Action was brought by the defendant in error as plaintiff to recover the face of the policy on the theory that it was in full force and effect on the death of the insured. Defendant moved for a directed verdict on the ground that the policy never became effective. The motion was denied and final judgment was entered for the plaintiff. Writ of error was prosecuted.
Several questions are urged but they all turn on that of whether or not under the terms of the insurance contract, the policy was in effect and payable on the death of the insured.
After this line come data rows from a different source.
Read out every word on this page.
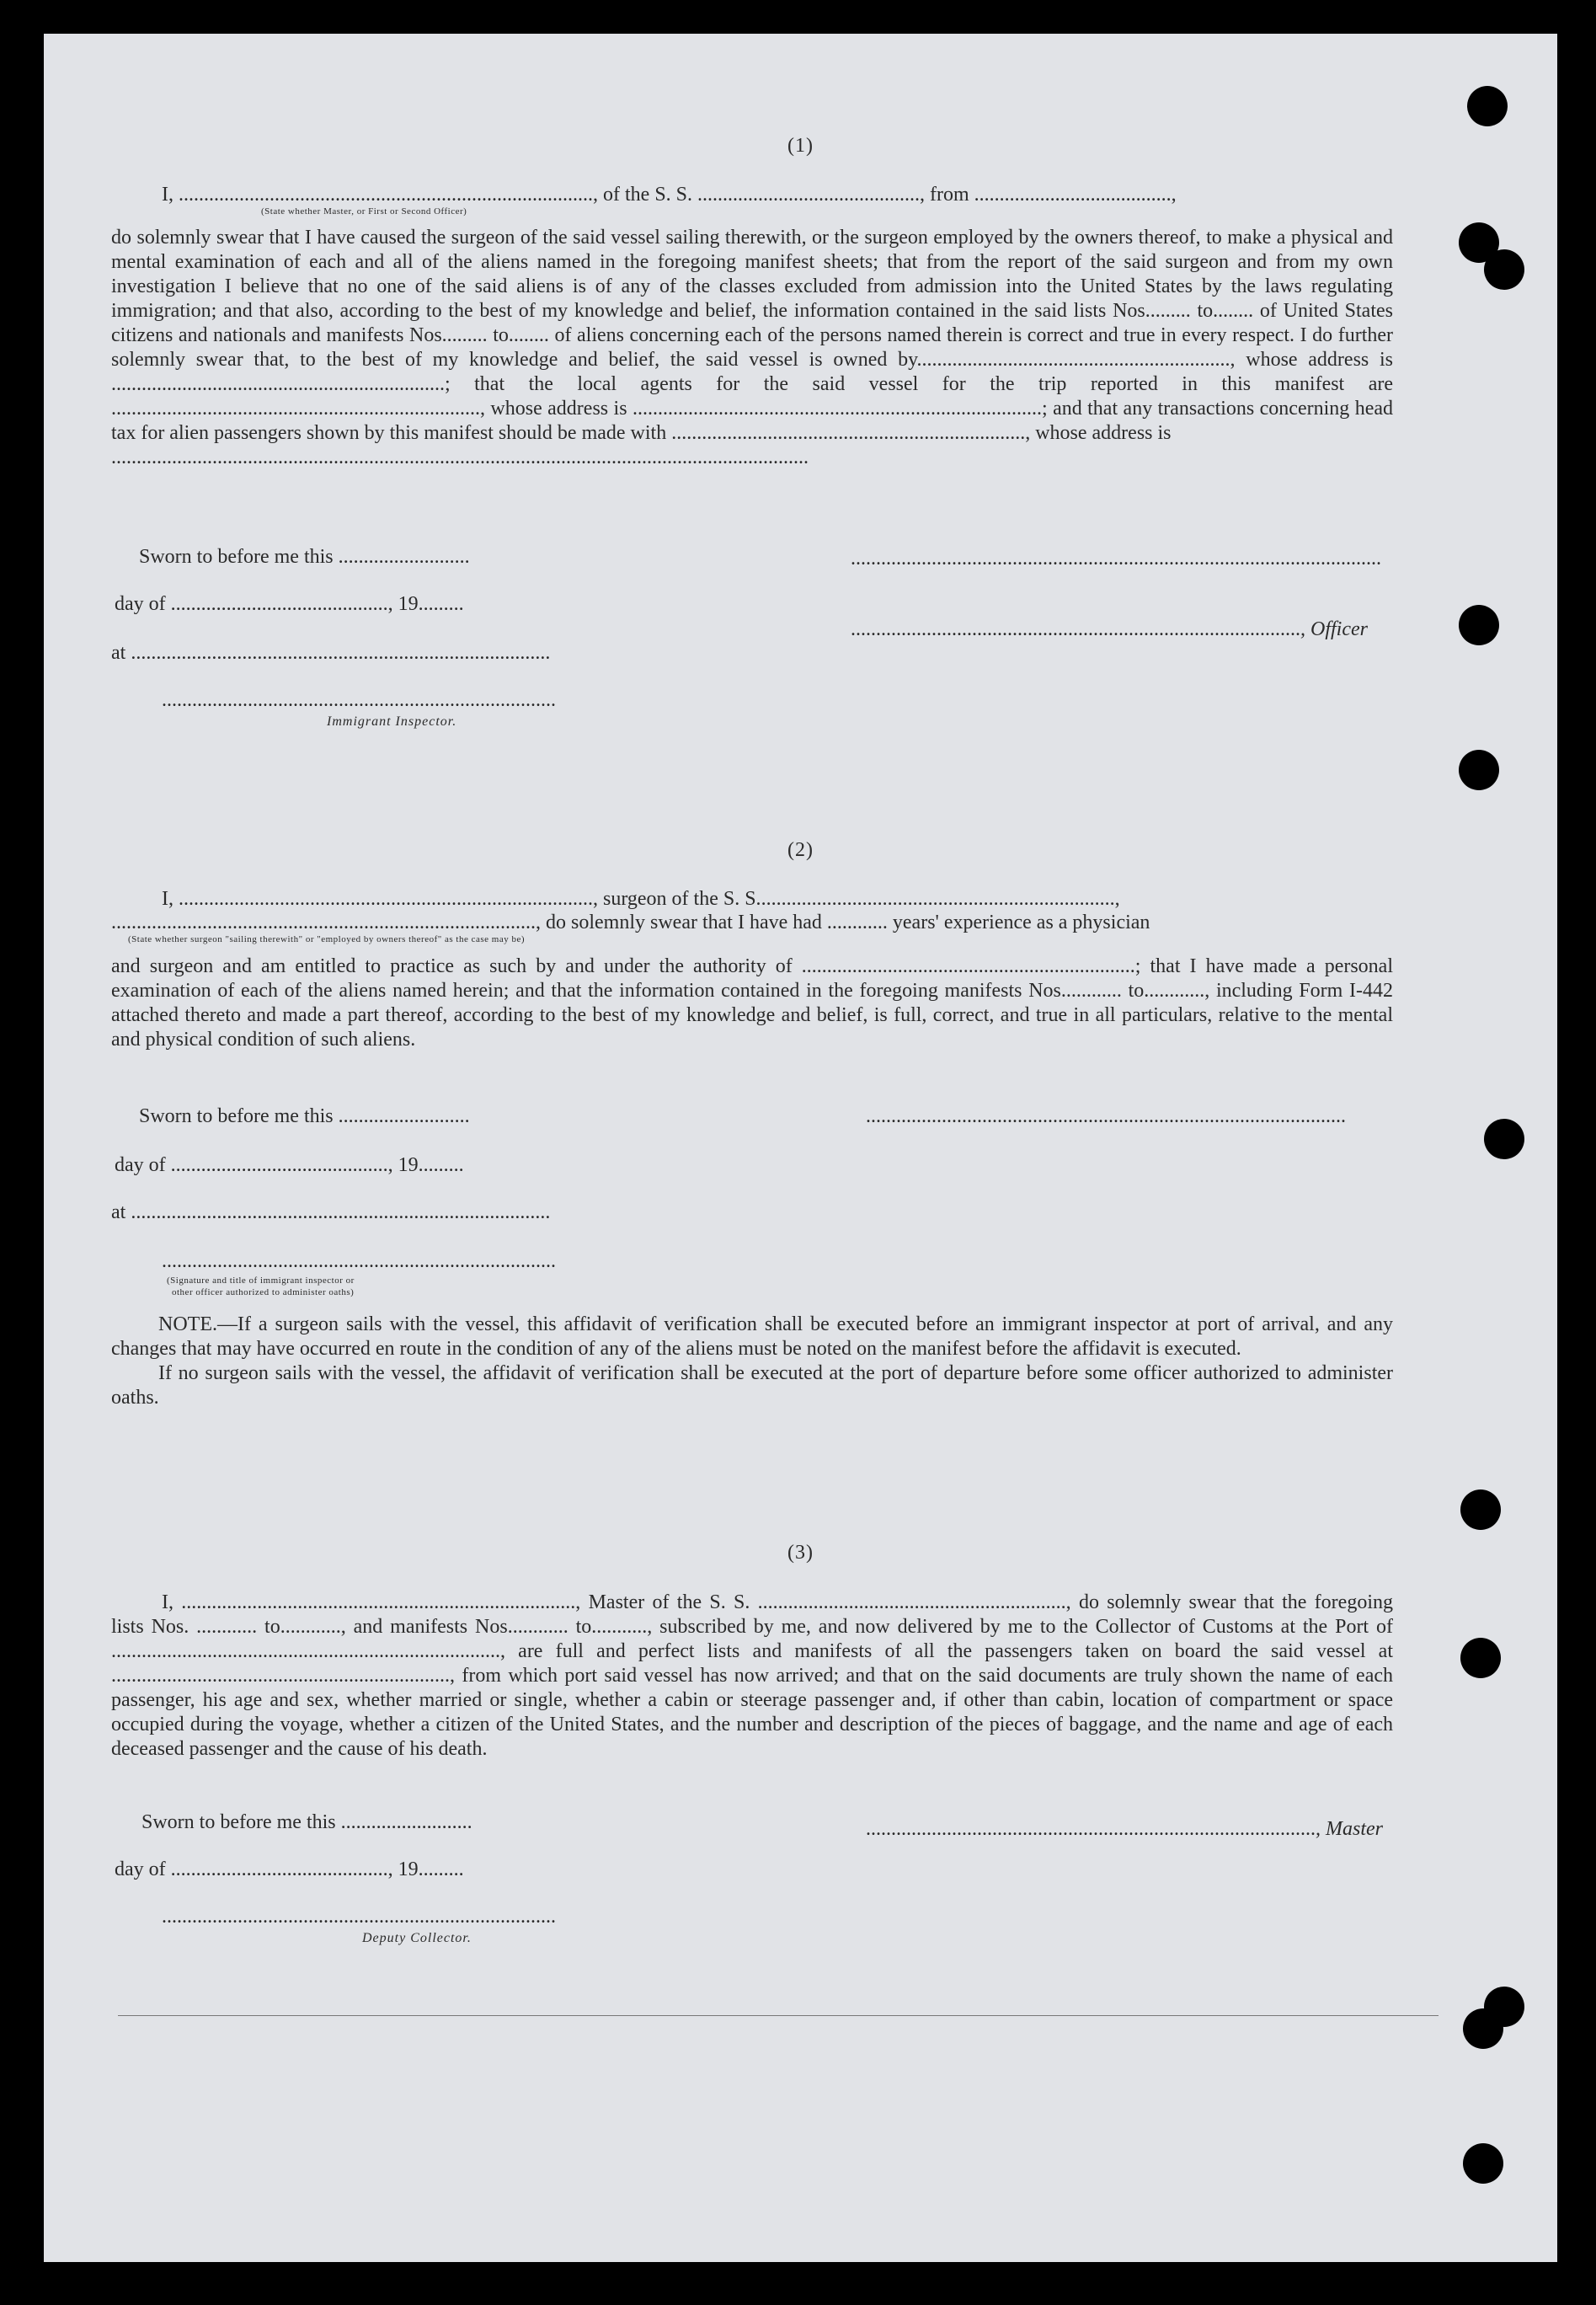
(1)
I, .................................................................................., of the S. S. ............................................, from .......................................,
(State whether Master, or First or Second Officer)

do solemnly swear that I have caused the surgeon of the said vessel sailing therewith, or the surgeon employed by the owners thereof, to make a physical and mental examination of each and all of the aliens named in the foregoing manifest sheets; that from the report of the said surgeon and from my own investigation I believe that no one of the said aliens is of any of the classes excluded from admission into the United States by the laws regulating immigration; and that also, according to the best of my knowledge and belief, the information contained in the said lists Nos......... to........ of United States citizens and nationals and manifests Nos......... to........ of aliens concerning each of the persons named therein is correct and true in every respect. I do further solemnly swear that, to the best of my knowledge and belief, the said vessel is owned by.............................................................., whose address is ..................................................................; that the local agents for the said vessel for the trip reported in this manifest are ........................................................................., whose address is .................................................................................; and that any transactions concerning head tax for alien passengers shown by this manifest should be made with ......................................................................, whose address is

..........................................................................................................................................

Sworn to before me this ..........................
day of ..........................................., 19.........
at ...................................................................................
..............................................................................
Immigrant Inspector.
.........................................................................................................
........................................................................................., Officer
(2)
I, .................................................................................., surgeon of the S. S.......................................................................,
...................................................................................., do solemnly swear that I have had ............ years' experience as a physician
(State whether surgeon "sailing therewith" or "employed by owners thereof" as the case may be)
and surgeon and am entitled to practice as such by and under the authority of ..................................................................; that I have made a personal examination of each of the aliens named herein; and that the information contained in the foregoing manifests Nos............ to............, including Form I-442 attached thereto and made a part thereof, according to the best of my knowledge and belief, is full, correct, and true in all particulars, relative to the mental and physical condition of such aliens.
Sworn to before me this ..........................	...............................................................................................
day of ..........................................., 19.........
at ...................................................................................
..............................................................................
(Signature and title of immigrant inspector or
other officer authorized to administer oaths)

NOTE.—If a surgeon sails with the vessel, this affidavit of verification shall be executed before an immigrant inspector at port of arrival, and any changes that may have occurred en route in the condition of any of the aliens must be noted on the manifest before the affidavit is executed.

If no surgeon sails with the vessel, the affidavit of verification shall be executed at the port of departure before some officer authorized to administer oaths.

(3)
I, .............................................................................., Master of the S. S. ............................................................., do solemnly swear that the foregoing lists Nos. ............ to............, and manifests Nos............ to..........., subscribed by me, and now delivered by me to the Collector of Customs at the Port of ............................................................................., are full and perfect lists and manifests of all the passengers taken on board the said vessel at ..................................................................., from which port said vessel has now arrived; and that on the said documents are truly shown the name of each passenger, his age and sex, whether married or single, whether a cabin or steerage passenger and, if other than cabin, location of compartment or space occupied during the voyage, whether a citizen of the United States, and the number and description of the pieces of baggage, and the name and age of each deceased passenger and the cause of his death.
Sworn to before me this ..........................	........................................................................................., Master
day of ..........................................., 19.........
..............................................................................
Deputy Collector.
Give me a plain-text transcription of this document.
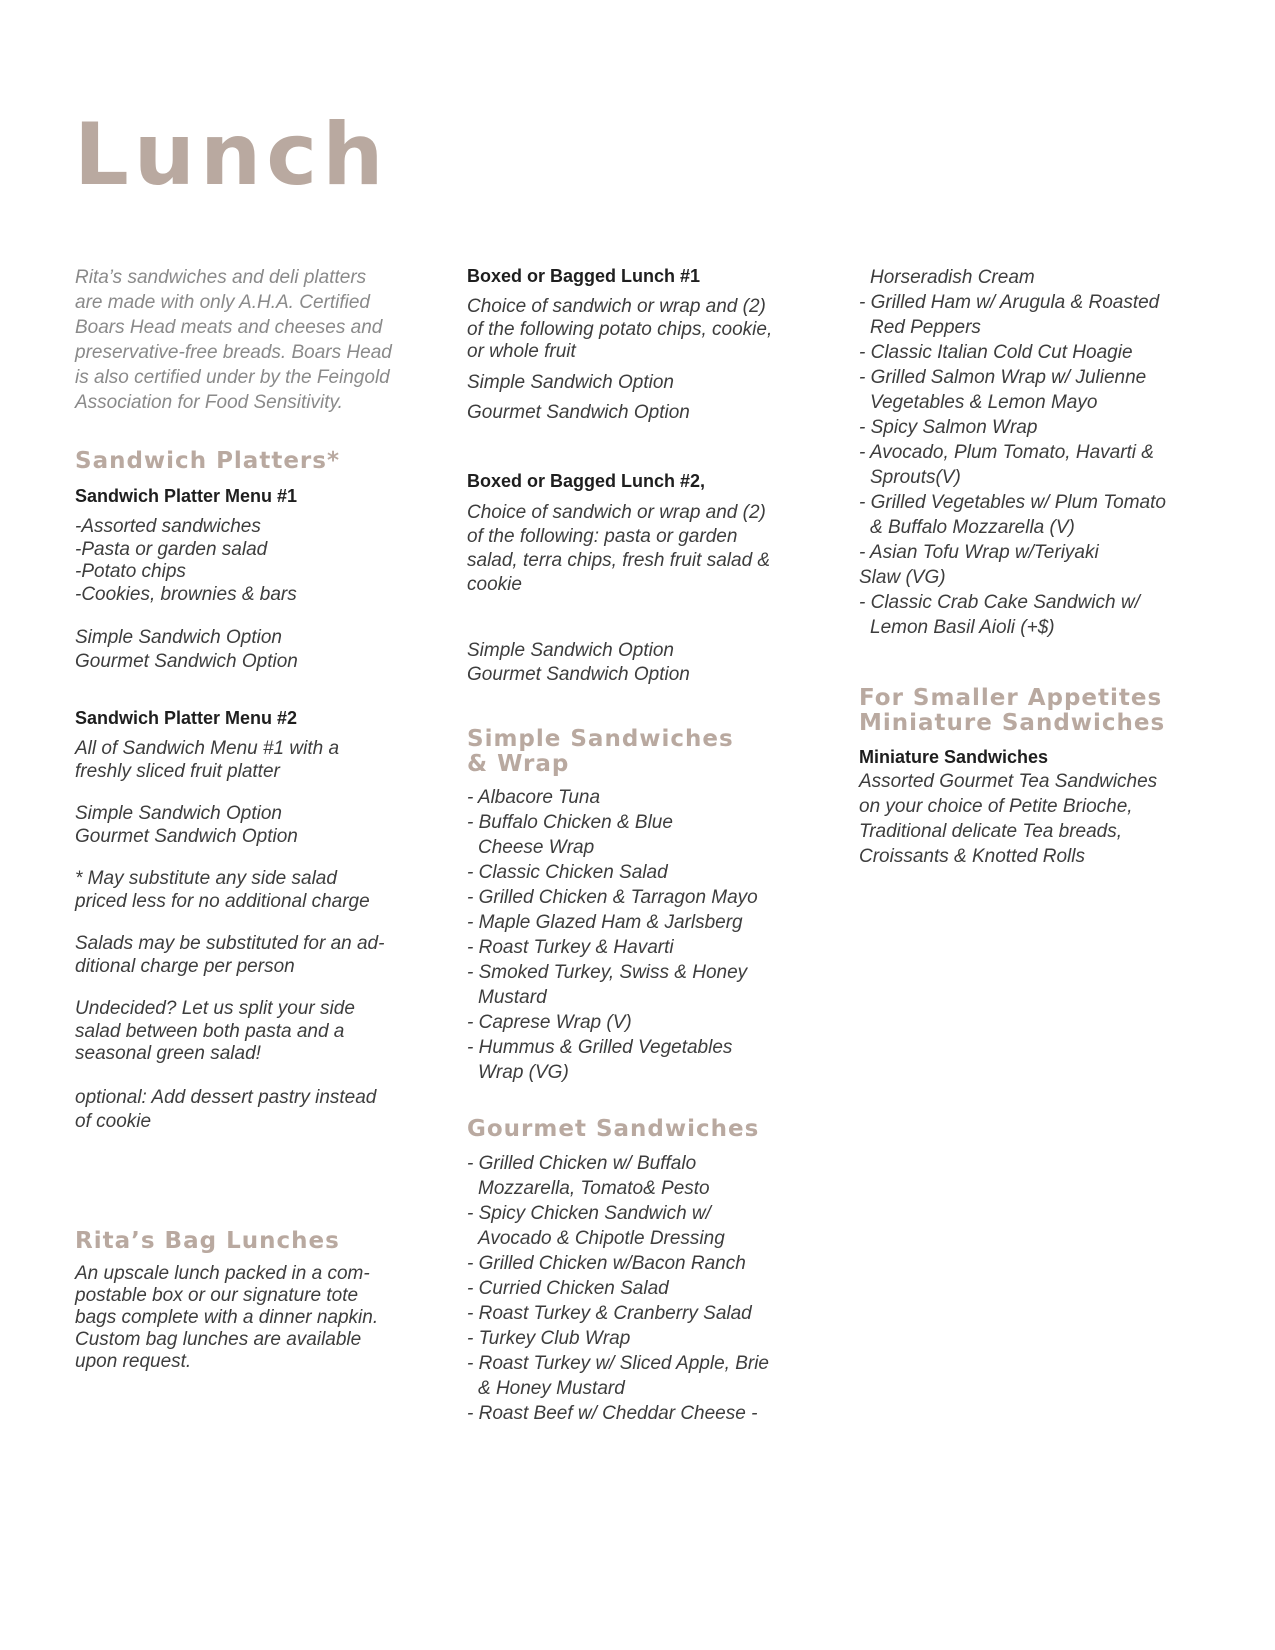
Lunch
Rita’s sandwiches and deli platters
are made with only A.H.A. Certified
Boars Head meats and cheeses and
preservative-free breads. Boars Head
is also certified under by the Feingold
Association for Food Sensitivity.
Sandwich Platters*
Sandwich Platter Menu #1
-Assorted sandwiches
-Pasta or garden salad
-Potato chips
-Cookies, brownies & bars
Simple Sandwich Option
Gourmet Sandwich Option
Sandwich Platter Menu #2
All of Sandwich Menu #1 with a
freshly sliced fruit platter
Simple Sandwich Option
Gourmet Sandwich Option
* May substitute any side salad
priced less for no additional charge
Salads may be substituted for an ad-
ditional charge per person
Undecided? Let us split your side
salad between both pasta and a
seasonal green salad!
optional: Add dessert pastry instead
of cookie
Rita’s Bag Lunches
An upscale lunch packed in a com-
postable box or our signature tote
bags complete with a dinner napkin.
Custom bag lunches are available
upon request.
Boxed or Bagged Lunch #1
Choice of sandwich or wrap and (2)
of the following potato chips, cookie,
or whole fruit
Simple Sandwich Option
Gourmet Sandwich Option
Boxed or Bagged Lunch #2,
Choice of sandwich or wrap and (2)
of the following: pasta or garden
salad, terra chips, fresh fruit salad &
cookie
Simple Sandwich Option
Gourmet Sandwich Option
Simple Sandwiches
& Wrap
- Albacore Tuna
- Buffalo Chicken & Blue
Cheese Wrap
- Classic Chicken Salad
- Grilled Chicken & Tarragon Mayo
- Maple Glazed Ham & Jarlsberg
- Roast Turkey & Havarti
- Smoked Turkey, Swiss & Honey
Mustard
- Caprese Wrap (V)
- Hummus & Grilled Vegetables
Wrap (VG)
Gourmet Sandwiches
- Grilled Chicken w/ Buffalo
Mozzarella, Tomato& Pesto
- Spicy Chicken Sandwich w/
Avocado & Chipotle Dressing
- Grilled Chicken w/Bacon Ranch
- Curried Chicken Salad
- Roast Turkey & Cranberry Salad
- Turkey Club Wrap
- Roast Turkey w/ Sliced Apple, Brie
& Honey Mustard
- Roast Beef w/ Cheddar Cheese -
Horseradish Cream
- Grilled Ham w/ Arugula & Roasted
Red Peppers
- Classic Italian Cold Cut Hoagie
- Grilled Salmon Wrap w/ Julienne
Vegetables & Lemon Mayo
- Spicy Salmon Wrap
- Avocado, Plum Tomato, Havarti &
Sprouts(V)
- Grilled Vegetables w/ Plum Tomato
& Buffalo Mozzarella (V)
- Asian Tofu Wrap w/Teriyaki
Slaw (VG)
- Classic Crab Cake Sandwich w/
Lemon Basil Aioli (+$)
For Smaller Appetites
Miniature Sandwiches
Miniature Sandwiches
Assorted Gourmet Tea Sandwiches
on your choice of Petite Brioche,
Traditional delicate Tea breads,
Croissants & Knotted Rolls
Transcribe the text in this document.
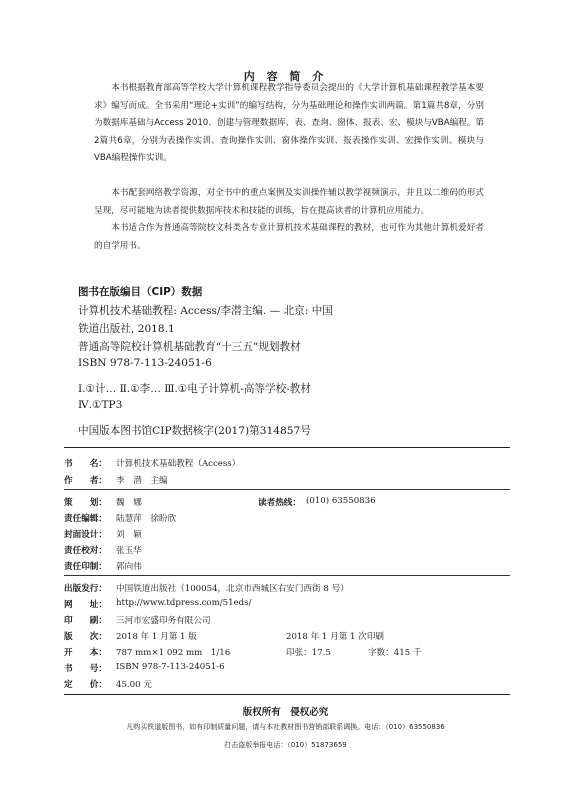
内 容 简 介

本书根据教育部高等学校大学计算机课程教学指导委员会提出的《大学计算机基础课程教学基本要求》编写而成。全书采用“理论+实训”的编写结构，分为基础理论和操作实训两篇。第1篇共8章，分别为数据库基础与Access 2010、创建与管理数据库、表、查询、窗体、报表、宏、模块与VBA编程。第2篇共6章，分别为表操作实训、查询操作实训、窗体操作实训、报表操作实训、宏操作实训、模块与VBA编程操作实训。

本书配套网络教学资源，对全书中的重点案例及实训操作辅以教学视频演示，并且以二维码的形式呈现，尽可能地为读者提供数据库技术和技能的训练，旨在提高读者的计算机应用能力。

本书适合作为普通高等院校文科类各专业计算机技术基础课程的教材，也可作为其他计算机爱好者的自学用书。

图书在版编目（CIP）数据
计算机技术基础教程: Access/李潜主编. — 北京: 中国
铁道出版社, 2018.1
普通高等院校计算机基础教育“十三五”规划教材
ISBN 978-7-113-24051-6
Ⅰ.①计… Ⅱ.①李… Ⅲ.①电子计算机-高等学校-教材
Ⅳ.①TP3
中国版本图书馆CIP数据核字(2017)第314857号
书　　名： 计算机技术基础教程（Access）
作　　者： 李　潜　主编
策　　划： 魏　娜	读者热线： (010) 63550836
责任编辑： 陆慧萍　徐盼欣
封面设计： 刘　颖
责任校对： 张玉华
责任印制： 郭向伟
出版发行： 中国铁道出版社（100054，北京市西城区右安门西街 8 号）
网　　址： http://www.tdpress.com/51eds/
印　　刷： 三河市宏盛印务有限公司
版　　次： 2018 年 1 月第 1 版	2018 年 1 月第 1 次印刷
开　　本： 787 mm×1 092 mm　1/16	印张：17.5	字数：415 千
书　　号： ISBN 978-7-113-24051-6
定　　价： 45.00 元
版权所有　侵权必究
凡购买铁道版图书，如有印制质量问题，请与本社教材图书营销部联系调换。电话：（010）63550836
打击盗版举报电话：（010）51873659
The application for the policy signed by the applicant contained the following provision:
". . . (2) That the insurance hereby applied for shall not take effect unless and until the policy is delivered to and received by me while I am in good health and free from injury;"
The receipt given the applicant when the application was accepted contained the following:
"This deposit is made and this receipt issued subject to all the terms of the policy and contingent upon all applicants being in good health. If applicants are accepted and policies issued and delivered to the insured, this deposit will be applied towards payment of premiums thereon. If application is rejected the said deposit will be returned."
The policy was executed and dated December 9, 1938, and contained the following provision:
"This policy shall not take effect unless on the date and delivery hereof the insured is alive and in sound health. . . ."
The plaintiff in error relies on the following to defeat payment of the policy, (1) The quoted provisions of the insurance contract, (2) the fact that the insured died December 18 and the policy was dated December 19 subject to delivery on that date, (3) The policy was a species of industrial insurance, premiums payable weekly and the rule of the company was to make them payable on Monday.
The terms of the contract were plain and unambiguous and since the insured was not alive and in good health on the effective date of the policy as its terms require, we have reached the conclusion that it never took effect and recovery cannot be had thereunder. It is certainly not an unreasonable requirement that the insured be alive and in good health on the date of the delivery of the policy. Westmoreland v. Gulf Life Insurance Company, 57 Ga. App. 303, 195 So. E. 316; Erickson v. Missouri State Life Ins. Co. (Mo. App.) 256 S.W. 108; Schwartz v. Germania Life Ins. Co., 18 Minn. 488; Denton v. Kansas City Life Ins. Co., Tex. Civ. App., 231 S.W. 436; Stockstill v. Life and Casualty Ins. Co., 16 Tenn. App. 538, 65 S.W.2d 243.
The judgment appealed from is reversed.
Reversed.
TERRELL, C. J., WHITFIELD and CHAPMAN, J. J., concur.
BUFORD, J., concurs in opinion and judgment.